30. A method of making filter bag paper, comprising the step of calendering the non-woven paper (112) between 30) and a heating cylinder (140) with protrusions. 2. A method according to claim 1, characterized in that, during calendering, the synthetic fiber layer is adjacent to a heating roller (140) provided with protrusions. 3. A method as claimed in claim 1, characterized in that the heating cylinder (140) with projections is made of metal. 4. The support structure is constituted by a smooth cylinder, preferably a rubber wound cylinder,
The method of claim 1. 5. Means known per se for producing a nonwoven paper (112) consisting of two overlapping layers, a layer based on synthetic fibers and a layer made of cellulosic fibers, and thus A calendering station for calendering the formed non-woven paper, the calendering station having a support structure (130) and a heating cylinder (140) with protrusions, Apparatus for carrying out the method according to any one of claims 1 to 4. 6. Device according to claim 5, characterized in that the heating cylinder with the projection is a metal cylinder. 7. Device according to claim 5, characterized in that the support structure (130) is formed from a smooth cylinder. 8. Device according to claim 5, characterized in that the support structure (130) is constituted by a cylinder having a recess complementary to the projection of the heating cylinder. 9. Device according to claim 5, characterized in that the support structure (130) has an elastic and flexible surface. 10. Device according to claim 5, characterized in that the support structure (130) is constituted by a rubber wound cylinder. 11. A heating cylinder (14) in which the means for calendering comprises a support structure (130) and a protrusion.

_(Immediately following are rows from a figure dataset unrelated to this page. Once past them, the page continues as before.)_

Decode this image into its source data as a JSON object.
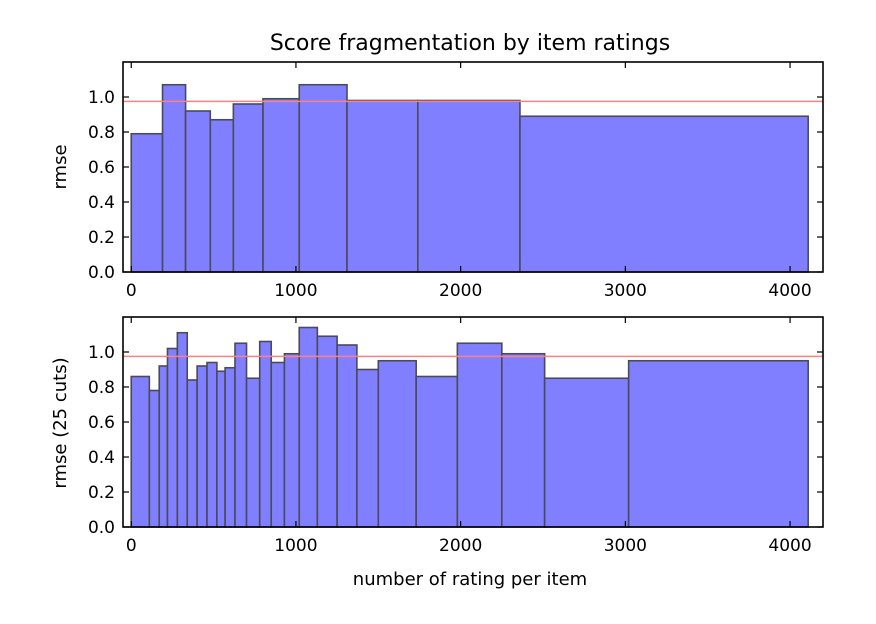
{
  "chart_data": [
    {
      "type": "bar",
      "title": "Score fragmentation by item ratings",
      "xlabel": "",
      "ylabel": "rmse",
      "xlim": [
        -50,
        4200
      ],
      "ylim": [
        0,
        1.2
      ],
      "xticks": [
        0,
        1000,
        2000,
        3000,
        4000
      ],
      "yticks": [
        0.0,
        0.2,
        0.4,
        0.6,
        0.8,
        1.0
      ],
      "reference_line": 0.975,
      "colors": {
        "bar_fill": "#7f7fff",
        "bar_edge": "#4a4a5a",
        "reference_line": "#ff8080"
      },
      "bins": [
        {
          "x0": 0,
          "x1": 190,
          "value": 0.79
        },
        {
          "x0": 190,
          "x1": 330,
          "value": 1.07
        },
        {
          "x0": 330,
          "x1": 480,
          "value": 0.92
        },
        {
          "x0": 480,
          "x1": 620,
          "value": 0.87
        },
        {
          "x0": 620,
          "x1": 800,
          "value": 0.96
        },
        {
          "x0": 800,
          "x1": 1020,
          "value": 0.99
        },
        {
          "x0": 1020,
          "x1": 1310,
          "value": 1.07
        },
        {
          "x0": 1310,
          "x1": 1740,
          "value": 0.98
        },
        {
          "x0": 1740,
          "x1": 2360,
          "value": 0.98
        },
        {
          "x0": 2360,
          "x1": 4110,
          "value": 0.89
        }
      ]
    },
    {
      "type": "bar",
      "title": "",
      "xlabel": "number of rating per item",
      "ylabel": "rmse (25 cuts)",
      "xlim": [
        -50,
        4200
      ],
      "ylim": [
        0,
        1.2
      ],
      "xticks": [
        0,
        1000,
        2000,
        3000,
        4000
      ],
      "yticks": [
        0.0,
        0.2,
        0.4,
        0.6,
        0.8,
        1.0
      ],
      "reference_line": 0.975,
      "colors": {
        "bar_fill": "#7f7fff",
        "bar_edge": "#4a4a5a",
        "reference_line": "#ff8080"
      },
      "bins": [
        {
          "x0": 0,
          "x1": 110,
          "value": 0.86
        },
        {
          "x0": 110,
          "x1": 170,
          "value": 0.78
        },
        {
          "x0": 170,
          "x1": 220,
          "value": 0.92
        },
        {
          "x0": 220,
          "x1": 280,
          "value": 1.02
        },
        {
          "x0": 280,
          "x1": 340,
          "value": 1.11
        },
        {
          "x0": 340,
          "x1": 400,
          "value": 0.84
        },
        {
          "x0": 400,
          "x1": 460,
          "value": 0.92
        },
        {
          "x0": 460,
          "x1": 520,
          "value": 0.94
        },
        {
          "x0": 520,
          "x1": 570,
          "value": 0.89
        },
        {
          "x0": 570,
          "x1": 630,
          "value": 0.91
        },
        {
          "x0": 630,
          "x1": 700,
          "value": 1.05
        },
        {
          "x0": 700,
          "x1": 780,
          "value": 0.85
        },
        {
          "x0": 780,
          "x1": 850,
          "value": 1.06
        },
        {
          "x0": 850,
          "x1": 930,
          "value": 0.94
        },
        {
          "x0": 930,
          "x1": 1020,
          "value": 0.99
        },
        {
          "x0": 1020,
          "x1": 1130,
          "value": 1.14
        },
        {
          "x0": 1130,
          "x1": 1250,
          "value": 1.09
        },
        {
          "x0": 1250,
          "x1": 1370,
          "value": 1.04
        },
        {
          "x0": 1370,
          "x1": 1500,
          "value": 0.9
        },
        {
          "x0": 1500,
          "x1": 1730,
          "value": 0.95
        },
        {
          "x0": 1730,
          "x1": 1980,
          "value": 0.86
        },
        {
          "x0": 1980,
          "x1": 2250,
          "value": 1.05
        },
        {
          "x0": 2250,
          "x1": 2510,
          "value": 0.99
        },
        {
          "x0": 2510,
          "x1": 3020,
          "value": 0.85
        },
        {
          "x0": 3020,
          "x1": 4110,
          "value": 0.95
        }
      ]
    }
  ]
}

Device according to any one of claims 5 to 10, characterized in that it comprises means for adjusting the pressure between 0). 12. The pressure between the support structure (130) and the heating cylinder (140) with protrusions is 1 per mm width.

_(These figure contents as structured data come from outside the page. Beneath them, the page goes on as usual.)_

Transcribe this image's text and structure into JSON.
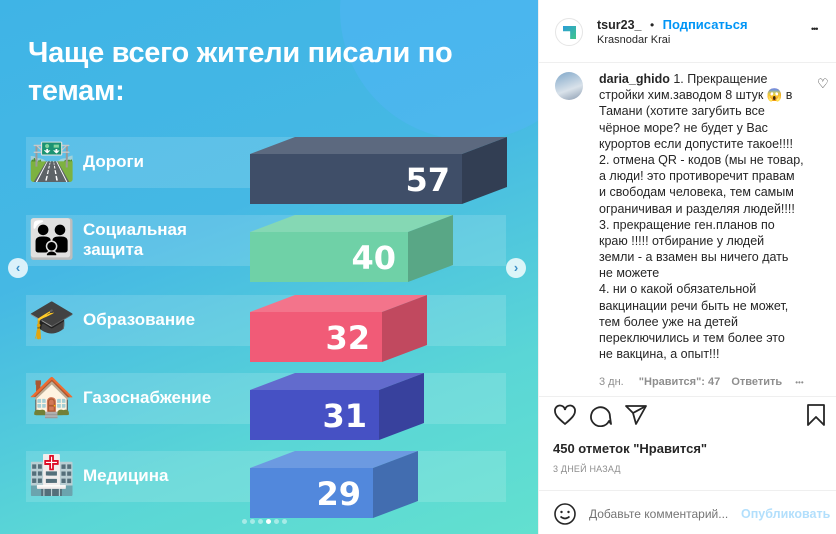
{
  "post_image": {
    "title": "Чаще всего жители писали по темам:",
    "chart_data": {
      "type": "bar",
      "orientation": "horizontal",
      "categories": [
        "Дороги",
        "Социальная защита",
        "Образование",
        "Газоснабжение",
        "Медицина"
      ],
      "category_lines": [
        [
          "Дороги"
        ],
        [
          "Социальная",
          "защита"
        ],
        [
          "Образование"
        ],
        [
          "Газоснабжение"
        ],
        [
          "Медицина"
        ]
      ],
      "category_icons": [
        "motorway-icon",
        "family-icon",
        "graduation-cap-icon",
        "house-icon",
        "hospital-icon"
      ],
      "values": [
        57,
        40,
        32,
        31,
        29
      ],
      "colors": [
        "#3f4e68",
        "#6fd1a7",
        "#f15b77",
        "#4651c4",
        "#5288dc"
      ],
      "data_labels": [
        "57",
        "40",
        "32",
        "31",
        "29"
      ]
    },
    "carousel": {
      "total": 6,
      "active": 4
    }
  },
  "header": {
    "username": "tsur23_",
    "separator": "•",
    "follow_label": "Подписаться",
    "location": "Krasnodar Krai",
    "more_label": "•••"
  },
  "comment": {
    "username": "daria_ghido",
    "text_lines": [
      "1. Прекращение",
      "стройки хим.заводом 8 штук 😱 в",
      "Тамани (хотите загубить все",
      "чёрное море? не будет у Вас",
      "курортов если допустите такое!!!!",
      "2. отмена QR - кодов (мы не товар,",
      "а люди! это противоречит правам",
      "и свободам человека, тем самым",
      "ограничивая и разделяя людей!!!!",
      "3. прекращение ген.планов по",
      "краю !!!!! отбирание у людей",
      "земли - а взамен вы ничего дать",
      "не можете",
      "4. ни о какой обязательной",
      "вакцинации речи быть не может,",
      "тем более уже на детей",
      "переключились и тем более это",
      "не вакцина, а опыт!!!"
    ],
    "time": "3 дн.",
    "likes": "\"Нравится\": 47",
    "reply_label": "Ответить",
    "more_label": "•••"
  },
  "actions": {
    "likes_count": "450 отметок \"Нравится\"",
    "posted": "3 ДНЕЙ НАЗАД"
  },
  "add_comment": {
    "placeholder": "Добавьте комментарий...",
    "publish_label": "Опубликовать"
  },
  "colors": {
    "accent": "#0095f6",
    "text": "#262626",
    "muted": "#8e8e8e"
  }
}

Device according to any one of claims 5 to 10, characterized in that it can be adjusted within 5N to 45N. 13. A heating cylinder (140) with a protrusion.
13. A device according to any one of claims 5 to 12, characterized in that the temperature of the is about 140 OC to about 300 OC. 14. Performing a method according to any one of claims 1 to 4 and / or using an apparatus according to any one of claims 5 to 13. Nonwoven paper obtained by. 15. Paper according to claim 14, characterized in that the projections formed by the means for applying calendering have a quadruple loop contour. 16. The width of the area of synthetic fibers compressed during calendering is from 0.1 mm to 5 mm, preferably 0.1.
mm or 2 mm, Claim 14 or 1 characterized by the above-mentioned.
The paper according to item 5. 17. Paper according to claim 14 or 15, characterized in that the width of the area of synthetic fibers compressed during calendering is about 1 mm.